I glared at him and said, “I hear folic acid and zinc are great for male…potency.”
He fumbled awkwardly with the gift card and then decided to shove it in the front pocket of his backpack. “Okay, well, duly noted. You could also just give me the fuck ton of vitamin bottles you’ve been sitting on the past few months.”
“I have to sit on something if I can’t sit on your face.” Although I thought I had only said that internally, it was out loud. This much I knew from the growing horror on his face.
“Erica…um, are you feeling all right today?”
“Oh. Yeah. I’m great. That was just a joke.” He blinked at me, unconvinced, so I added, “Ha. Ha. Ha.”

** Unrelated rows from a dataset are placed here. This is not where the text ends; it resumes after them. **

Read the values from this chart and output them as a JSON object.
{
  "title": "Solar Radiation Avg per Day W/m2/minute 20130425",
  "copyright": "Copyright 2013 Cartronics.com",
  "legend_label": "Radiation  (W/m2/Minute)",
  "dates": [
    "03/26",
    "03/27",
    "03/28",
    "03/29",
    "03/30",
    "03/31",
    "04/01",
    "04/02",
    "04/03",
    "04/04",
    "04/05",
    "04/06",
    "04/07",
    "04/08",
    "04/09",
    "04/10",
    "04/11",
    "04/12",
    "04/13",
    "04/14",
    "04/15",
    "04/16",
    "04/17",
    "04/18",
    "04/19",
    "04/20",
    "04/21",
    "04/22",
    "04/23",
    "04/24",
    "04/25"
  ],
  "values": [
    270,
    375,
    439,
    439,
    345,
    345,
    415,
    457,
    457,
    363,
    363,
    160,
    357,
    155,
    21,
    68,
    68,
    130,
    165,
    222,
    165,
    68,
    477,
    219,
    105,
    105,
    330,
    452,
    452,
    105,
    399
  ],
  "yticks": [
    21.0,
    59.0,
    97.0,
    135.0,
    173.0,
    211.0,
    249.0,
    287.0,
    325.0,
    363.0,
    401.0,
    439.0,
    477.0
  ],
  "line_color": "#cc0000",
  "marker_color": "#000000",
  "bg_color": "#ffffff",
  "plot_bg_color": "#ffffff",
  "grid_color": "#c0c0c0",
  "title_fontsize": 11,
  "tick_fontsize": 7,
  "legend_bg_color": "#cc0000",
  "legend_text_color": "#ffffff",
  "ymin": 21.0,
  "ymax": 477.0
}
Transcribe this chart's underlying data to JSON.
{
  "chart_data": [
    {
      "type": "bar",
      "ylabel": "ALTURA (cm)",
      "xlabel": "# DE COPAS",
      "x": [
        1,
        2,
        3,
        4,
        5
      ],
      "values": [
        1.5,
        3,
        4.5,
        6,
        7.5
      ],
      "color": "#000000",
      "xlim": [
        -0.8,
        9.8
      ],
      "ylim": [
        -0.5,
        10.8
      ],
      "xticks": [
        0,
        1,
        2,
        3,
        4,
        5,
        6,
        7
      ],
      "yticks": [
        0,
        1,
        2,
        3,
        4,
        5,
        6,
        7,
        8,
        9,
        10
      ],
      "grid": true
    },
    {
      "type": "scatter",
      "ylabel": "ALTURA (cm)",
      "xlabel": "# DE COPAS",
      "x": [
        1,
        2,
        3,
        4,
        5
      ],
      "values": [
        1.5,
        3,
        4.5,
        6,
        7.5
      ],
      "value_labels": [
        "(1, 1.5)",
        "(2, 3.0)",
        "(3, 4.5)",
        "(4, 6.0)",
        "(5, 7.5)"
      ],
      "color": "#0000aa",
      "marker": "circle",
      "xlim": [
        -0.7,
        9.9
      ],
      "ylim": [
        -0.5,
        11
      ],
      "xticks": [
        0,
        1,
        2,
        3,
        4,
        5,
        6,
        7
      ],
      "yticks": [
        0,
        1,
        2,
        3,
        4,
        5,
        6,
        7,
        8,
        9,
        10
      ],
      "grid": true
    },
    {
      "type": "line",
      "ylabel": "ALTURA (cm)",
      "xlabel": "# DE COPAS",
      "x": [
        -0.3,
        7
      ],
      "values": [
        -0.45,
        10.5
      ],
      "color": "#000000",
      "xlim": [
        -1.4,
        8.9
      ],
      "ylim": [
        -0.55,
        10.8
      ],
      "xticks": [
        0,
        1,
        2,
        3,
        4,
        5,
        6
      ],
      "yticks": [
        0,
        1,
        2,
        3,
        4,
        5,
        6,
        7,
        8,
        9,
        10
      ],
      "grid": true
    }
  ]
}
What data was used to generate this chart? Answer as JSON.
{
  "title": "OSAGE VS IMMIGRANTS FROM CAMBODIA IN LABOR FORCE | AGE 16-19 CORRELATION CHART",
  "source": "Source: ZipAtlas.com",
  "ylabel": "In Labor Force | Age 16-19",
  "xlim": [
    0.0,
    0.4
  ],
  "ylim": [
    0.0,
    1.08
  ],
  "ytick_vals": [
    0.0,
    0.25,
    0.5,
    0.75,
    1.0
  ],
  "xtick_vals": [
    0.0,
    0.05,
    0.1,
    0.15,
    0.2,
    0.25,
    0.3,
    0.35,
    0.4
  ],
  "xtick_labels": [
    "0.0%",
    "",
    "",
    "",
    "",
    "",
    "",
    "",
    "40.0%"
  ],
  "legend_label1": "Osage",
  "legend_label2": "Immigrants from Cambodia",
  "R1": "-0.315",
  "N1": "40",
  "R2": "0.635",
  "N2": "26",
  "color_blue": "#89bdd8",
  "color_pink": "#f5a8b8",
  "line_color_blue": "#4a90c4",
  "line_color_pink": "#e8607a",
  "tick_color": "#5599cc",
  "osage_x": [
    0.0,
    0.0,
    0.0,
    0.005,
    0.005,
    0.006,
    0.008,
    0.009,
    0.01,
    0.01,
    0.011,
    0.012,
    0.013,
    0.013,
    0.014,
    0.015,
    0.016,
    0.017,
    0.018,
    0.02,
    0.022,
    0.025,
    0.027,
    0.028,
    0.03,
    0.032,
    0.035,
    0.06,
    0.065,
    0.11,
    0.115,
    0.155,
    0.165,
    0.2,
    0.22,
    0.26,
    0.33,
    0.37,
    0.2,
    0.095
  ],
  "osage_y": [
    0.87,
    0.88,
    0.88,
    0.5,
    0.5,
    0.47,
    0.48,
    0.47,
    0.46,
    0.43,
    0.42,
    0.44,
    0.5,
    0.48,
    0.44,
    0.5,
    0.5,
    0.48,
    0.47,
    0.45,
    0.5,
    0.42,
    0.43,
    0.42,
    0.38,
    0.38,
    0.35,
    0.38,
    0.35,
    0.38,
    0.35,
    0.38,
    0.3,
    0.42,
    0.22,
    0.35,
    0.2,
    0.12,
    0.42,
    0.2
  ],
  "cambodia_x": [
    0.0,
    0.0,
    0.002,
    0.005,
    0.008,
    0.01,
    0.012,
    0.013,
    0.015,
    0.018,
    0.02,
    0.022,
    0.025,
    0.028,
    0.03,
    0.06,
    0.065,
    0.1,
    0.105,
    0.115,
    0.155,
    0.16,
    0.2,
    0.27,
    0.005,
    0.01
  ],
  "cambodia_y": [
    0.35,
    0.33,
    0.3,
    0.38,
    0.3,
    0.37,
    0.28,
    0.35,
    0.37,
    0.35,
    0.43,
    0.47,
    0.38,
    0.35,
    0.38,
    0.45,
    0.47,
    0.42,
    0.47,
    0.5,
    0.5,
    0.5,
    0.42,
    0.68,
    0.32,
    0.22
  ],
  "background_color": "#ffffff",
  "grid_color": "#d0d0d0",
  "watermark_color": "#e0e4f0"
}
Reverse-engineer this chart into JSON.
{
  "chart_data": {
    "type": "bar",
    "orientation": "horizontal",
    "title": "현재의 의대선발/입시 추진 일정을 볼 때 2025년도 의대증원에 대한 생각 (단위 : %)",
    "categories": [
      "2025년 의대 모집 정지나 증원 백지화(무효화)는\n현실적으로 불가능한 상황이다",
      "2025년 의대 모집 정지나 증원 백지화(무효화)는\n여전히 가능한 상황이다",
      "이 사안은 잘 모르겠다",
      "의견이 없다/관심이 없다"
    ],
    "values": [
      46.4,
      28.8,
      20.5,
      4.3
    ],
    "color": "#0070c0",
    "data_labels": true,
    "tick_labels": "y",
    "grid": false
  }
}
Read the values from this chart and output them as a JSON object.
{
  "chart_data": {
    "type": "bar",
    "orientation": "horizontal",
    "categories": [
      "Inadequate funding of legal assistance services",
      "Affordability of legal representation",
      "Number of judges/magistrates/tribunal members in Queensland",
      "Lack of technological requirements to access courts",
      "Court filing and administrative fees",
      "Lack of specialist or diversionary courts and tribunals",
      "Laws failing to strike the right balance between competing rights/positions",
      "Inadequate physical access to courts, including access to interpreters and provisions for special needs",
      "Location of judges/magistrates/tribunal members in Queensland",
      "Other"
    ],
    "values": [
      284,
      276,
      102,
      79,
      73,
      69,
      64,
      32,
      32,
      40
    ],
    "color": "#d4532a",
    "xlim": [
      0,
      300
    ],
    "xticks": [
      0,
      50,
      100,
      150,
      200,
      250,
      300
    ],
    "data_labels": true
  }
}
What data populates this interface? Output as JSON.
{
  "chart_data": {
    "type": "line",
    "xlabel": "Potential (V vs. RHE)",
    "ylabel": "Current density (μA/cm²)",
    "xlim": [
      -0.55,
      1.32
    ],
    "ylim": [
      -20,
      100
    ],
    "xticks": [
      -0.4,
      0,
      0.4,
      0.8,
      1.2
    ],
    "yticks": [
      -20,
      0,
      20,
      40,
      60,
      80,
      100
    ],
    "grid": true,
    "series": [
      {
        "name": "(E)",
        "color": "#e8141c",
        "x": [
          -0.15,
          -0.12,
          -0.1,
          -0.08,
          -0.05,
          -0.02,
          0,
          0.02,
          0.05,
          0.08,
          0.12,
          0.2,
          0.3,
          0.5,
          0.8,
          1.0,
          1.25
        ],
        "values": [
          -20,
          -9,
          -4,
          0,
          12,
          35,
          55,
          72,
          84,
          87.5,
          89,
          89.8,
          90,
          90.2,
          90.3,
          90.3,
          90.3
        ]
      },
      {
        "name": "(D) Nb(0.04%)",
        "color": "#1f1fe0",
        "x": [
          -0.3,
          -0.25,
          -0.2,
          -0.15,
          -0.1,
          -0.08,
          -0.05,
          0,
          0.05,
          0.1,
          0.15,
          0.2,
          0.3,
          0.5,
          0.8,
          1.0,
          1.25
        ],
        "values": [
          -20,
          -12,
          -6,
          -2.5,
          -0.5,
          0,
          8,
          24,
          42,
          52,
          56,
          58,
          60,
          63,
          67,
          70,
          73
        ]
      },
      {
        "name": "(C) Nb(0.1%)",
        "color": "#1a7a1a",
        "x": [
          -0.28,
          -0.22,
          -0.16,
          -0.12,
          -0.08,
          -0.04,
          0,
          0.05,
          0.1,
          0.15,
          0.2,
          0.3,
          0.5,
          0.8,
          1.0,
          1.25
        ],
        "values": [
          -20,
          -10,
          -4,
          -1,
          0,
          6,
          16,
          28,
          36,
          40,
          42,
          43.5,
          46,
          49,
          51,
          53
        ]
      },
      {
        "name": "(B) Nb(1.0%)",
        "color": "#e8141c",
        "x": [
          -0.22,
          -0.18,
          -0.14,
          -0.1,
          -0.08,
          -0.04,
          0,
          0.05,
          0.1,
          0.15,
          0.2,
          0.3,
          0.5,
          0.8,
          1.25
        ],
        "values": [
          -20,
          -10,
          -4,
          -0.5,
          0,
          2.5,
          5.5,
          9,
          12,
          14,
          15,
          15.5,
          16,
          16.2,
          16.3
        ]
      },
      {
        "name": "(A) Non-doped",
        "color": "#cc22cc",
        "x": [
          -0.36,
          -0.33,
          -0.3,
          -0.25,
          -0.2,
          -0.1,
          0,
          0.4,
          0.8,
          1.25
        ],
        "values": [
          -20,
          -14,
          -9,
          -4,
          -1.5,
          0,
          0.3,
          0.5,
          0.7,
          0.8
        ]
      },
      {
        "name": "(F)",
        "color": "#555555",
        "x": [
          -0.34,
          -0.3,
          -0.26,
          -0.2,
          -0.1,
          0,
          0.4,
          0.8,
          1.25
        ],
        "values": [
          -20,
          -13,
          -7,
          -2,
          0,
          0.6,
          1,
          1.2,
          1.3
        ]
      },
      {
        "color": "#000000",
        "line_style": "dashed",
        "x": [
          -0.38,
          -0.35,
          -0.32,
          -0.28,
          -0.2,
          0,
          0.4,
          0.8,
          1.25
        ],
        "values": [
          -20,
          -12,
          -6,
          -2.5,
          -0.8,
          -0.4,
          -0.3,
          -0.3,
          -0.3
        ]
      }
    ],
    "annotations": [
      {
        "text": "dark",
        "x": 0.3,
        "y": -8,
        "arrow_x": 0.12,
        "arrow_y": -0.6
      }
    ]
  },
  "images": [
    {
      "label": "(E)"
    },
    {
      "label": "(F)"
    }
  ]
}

“You know, it might not actually be a bad idea for you to take those vitamins again. Maybe you’re less loopy when you do.”
I nodded. “Sure. Maybe.”
Our rendezvous ended shortly thereafter. I had made it weird and uncomfortable, and he probably wanted to get back to boning Miss Hot Cunt. Once I was back at home, where I could be as weird as I wanted to be, I found myself reaching for the vitamins. Perhaps Teddy was right. I was less “loopy” when I embraced the modern equivalent of doling out Seconal to housewives as a panacea (which was ironic, since Seconal was designed to make you loopy as all get-out). Or maybe I just wanted Teddy to finally see me as someone worth taking notice of beyond the role of “kooky bestie,” and that listening to his advice would somehow assist with that. Either way, I think I’m really starting to see a difference since I’ve made a concerted effort to remember taking my vitamins daily again. My performance as a human is enhanced, I’m almost sure of it.